The last couple of weeks have been an absolute whirlwind for me. After a week being away on the funnest mission trip ever, I arrived home to birthday parties and school starting and a pile of housework. I'm still trying to dig out of all of it, which is difficult since I'm so distracted by all this pregnancy back fat that I'm afraid will never leave. I know, I have issues.

I don't even know where to begin in describing the blessing of my mission trip to the beautiful state of Vermont. I wish I'd had a computer with me to capture it all as it happened, because now my feeble brain has forgotten so many details. Maybe that's best, though, since all of you may not have found the details as exciting as I did.

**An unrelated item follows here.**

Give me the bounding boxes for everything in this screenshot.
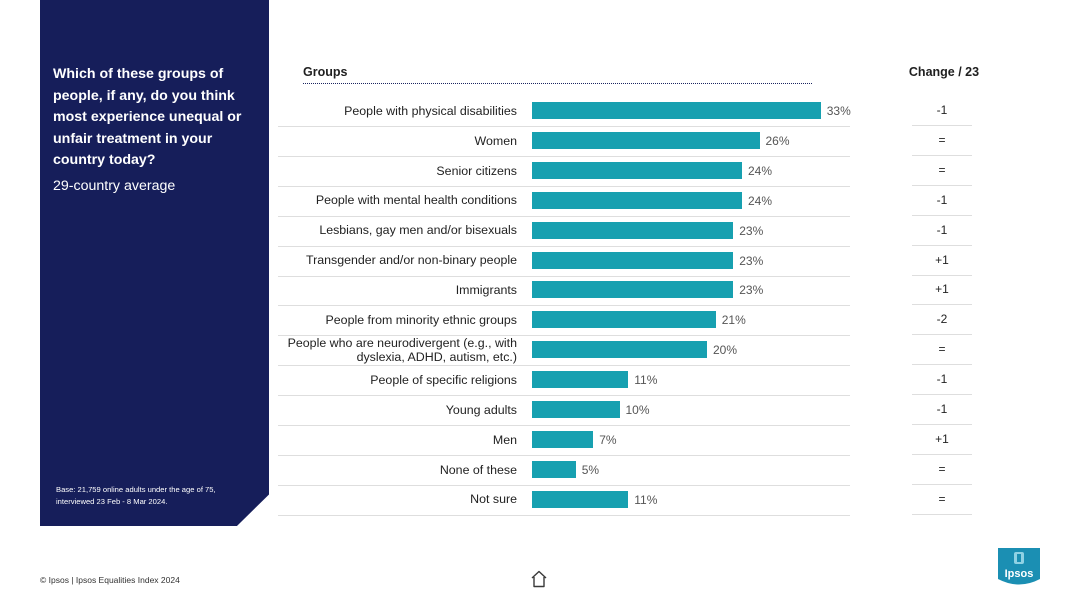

One of the biggest blessings I experienced was just the perfect chemistry of our mission team. I think I mentioned previously that we ended up with a small team of just five women. I was a little bummed about that for a while, but, wouldn't you know, God knew what He was doing. Imagine that. We had a member in her 20's (my sister-in-law Emily), one in her 30's (that would be yours truly),

one in her 40's (the fabulous and energetic Mrs. Jackie), one in her 50's (my great mama),

and then we skipped a generation and had one in her 70's (the surprisingly spunky Ms. Pat).

We had all kinds of personalities and stages of life, but, in Christ, we bonded and worked together perfectly.

It turned out that the jobs we were sent to do were perfectly accomplished with five women...or four women and one good-for-very-little pregnant woman. Our main task was to cook dinner each night before Vacation Bible School for the kids, their parents, and the workers.

We also helped some during craft time, assisted with set-up and clean-up, volunteered a few hours in a local food bank, and gave the church we were there with a big cleaning and organizing. It was "woman's work," as they say. Really, though, it hardly seems like work when you're laughing your head off the whole time.

Our trip up to Vermont went very smoothly, which Emily pointed out many times. Naturally, that totally meant that our trip home would be more eventful. We all tried out raw sugar snap peas, which I discovered weren't so horrible that I couldn't eat them if I were stranded on an island where the only edible substance was sugar snap peas. Emily sat by some interesting and talkative people on the plane, but, fortunately, I got to sit by my mom. Once I said goodbye to the kids and Chris, I handled the whole missing them thing pretty well the rest of the week. I didn't even get too worried about dying in a plane crash. I was, however, disappointed to find that you don't even get a microscopic bag of honey roasted peanuts or the world's dryest pretzels on the plane anymore. In fact, on our first flight we didn't even have ice for our drinks. Other than that, we arrived in Barre, Vermont about midnight that night with no major problems or issues.

My first (and one of the few) disappointment came when we arrived at the Hollow Inn and Motel, which boasted "super-size rooms" on its sign because that was pretty much the only thing it could truthfully boast about. I would have to recommend that they remove the part of their sign which advertises an "extensive continental breakfast," unless they're comparing it to the breakfast buffet that would be served in a starving, remote part of Africa. For those of you who know me well, you know that I have serious issues with staying in hotels. Even when we stay at brand spanking new places which are part of reputable national chains, I do not enjoy staying away from home. I will have to say that, in all the traveling I've done, my mom and I could only recall two places I've stayed that were worse than this place, and both of those instances were decades ago. Let's just say the peeling paint on the door, the overwhelming smell of must that greeted us in our room, and dim, crooked light fixtures were not good signs. Some positives, though, were the good decorating tips Emily got for her new house (such as the iron and ironing board wall-hanging above the couch, which proved to be both functional and decorative) and the fact that our room did not smell of cigarette smoke and insecticide as did Jackie and Pat's. Our room connected to theirs by way of a very filthy porch complete with a broken railing. In the pleasantly cool evenings, you could sit out there and enjoy a nice view of the shirtless, beer-drinking men sitting below, enjoying their cigarettes. By God's grace (seriously), I did not find out until our last day about the roach that Ms. Pat had killed in her room on our first night there, whose dead carcass remained to greet them every morning, despite the fact that our rooms were supposedly cleaned everyday. And one tip for your next hotel stay: when you request a room with a kitchenette, you might want to specify that you want a stove that actually has knobs on it. Don't ever try to say I haven't suffered for the name of Christ.

I have lots more to share, but if I sit here for too long, my swollen feet and legs will likely explode. So, I'll take a break, let all the excitement of this post settle in with everyone, and return later for the second installment. I hope you can contain your excitement until then.